Para comparar: a Construtécnica diz ter faturado R$ 7,57 milhões e doou 5,28% dos seus ganhos a Covas; no caso da Ipiranga, a doação corresponde a 0,0058% das vendas. A empreiteira que doou 5,28% do seu faturamento foi registrada na Junta Comercial com endereço falso. No local, funciona um escritório de contabilidade. O endereço real da Construtécnica é o mesmo da Spenco, na Vila Olímpia.
Das seis obras que executou para Secretaria da Cultura, a Spenco/ Construtécnica só ganhou a licitação de duas. A restauração do Teatro São Pedro e a recriação da Pinacoteca foram parar nas mãos da empreiteira por meio de artifícios.
Na Pinacoteca, a Martur ganhou a licitação e repassou a obra à Spenco. No Teatro São Pedro, a Spenco foi contratada pelo Ilam (Instituto Latino-Americano), entidade criada pelo ex-governador e deputado federal Franco Montoro (PSDB-SP), que captou recursos para o restauro.

Licitação dirigida
Outra obra da Cultura, a reconstrução dos estúdios da Vera Cruz, também teve irregularidades no edital, segundo o consultor Paulo Boselli.
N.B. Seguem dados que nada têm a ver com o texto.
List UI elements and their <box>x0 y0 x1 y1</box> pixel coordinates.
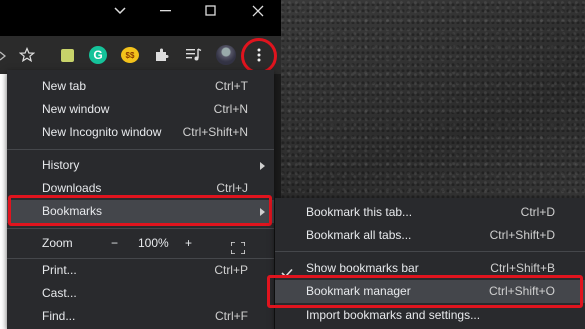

Para executar o projeto -orçado em R$ 17 milhões, dos quais a Secretaria da Cultura entra com R$ 5 milhões-, o edital exige que a empreiteira comprove a realização de uma obra "com área superior a 10.000 m2, tombada pelo Patrimônio Histórico de qualquer esfera administrativa".
O problema é que "não tem restauro histórico" na obra, segundo o próprio coordenador do projeto Nova Vera Cruz, Ivan Isola, da Fundação Padre Anchieta, parceira da Secretaria da Cultura nos estúdios de cinema. Uma visita à obra, em São Bernardo do Campo, comprova que não há restauro histórico a ser feito. Os estúdios ficam em galpões inaugurados em 1949.
"É uma licitação dirigida para favorecer quem já executou restauro histórico", diz Boselli. A obra está sendo executada pelo consórcio formado pela Triunfo, Construtécnica e a empresa espanhola Necso. Triunfo e Construtécnica são parceiras no Complexo Cultural Júlio Prestes e na transformação do antigo prédio do Deops (Delegacia de Ordem Política e Social) em Escola Superior de Música.
O monopólio da Spenco e da Construtécnica não é a única coincidência em obras da Secretaria da Cultura. No Teatro São Pedro, na Pinacoteca e no Complexo Cultural Júlio Prestes, as obras de instalações hidráulicas e elétricas foram executadas pela PEM Engenharia. A PEM tem como sócios dois primos do secretário Marcos Mendonça -Roberto Mendonça e Augusto Mendonça.
Pode parecer imoral, mas é tudo legal. A PEM, que doou R$ 100 mil para Covas, foi subcontratada pelas empreiteiras da obra.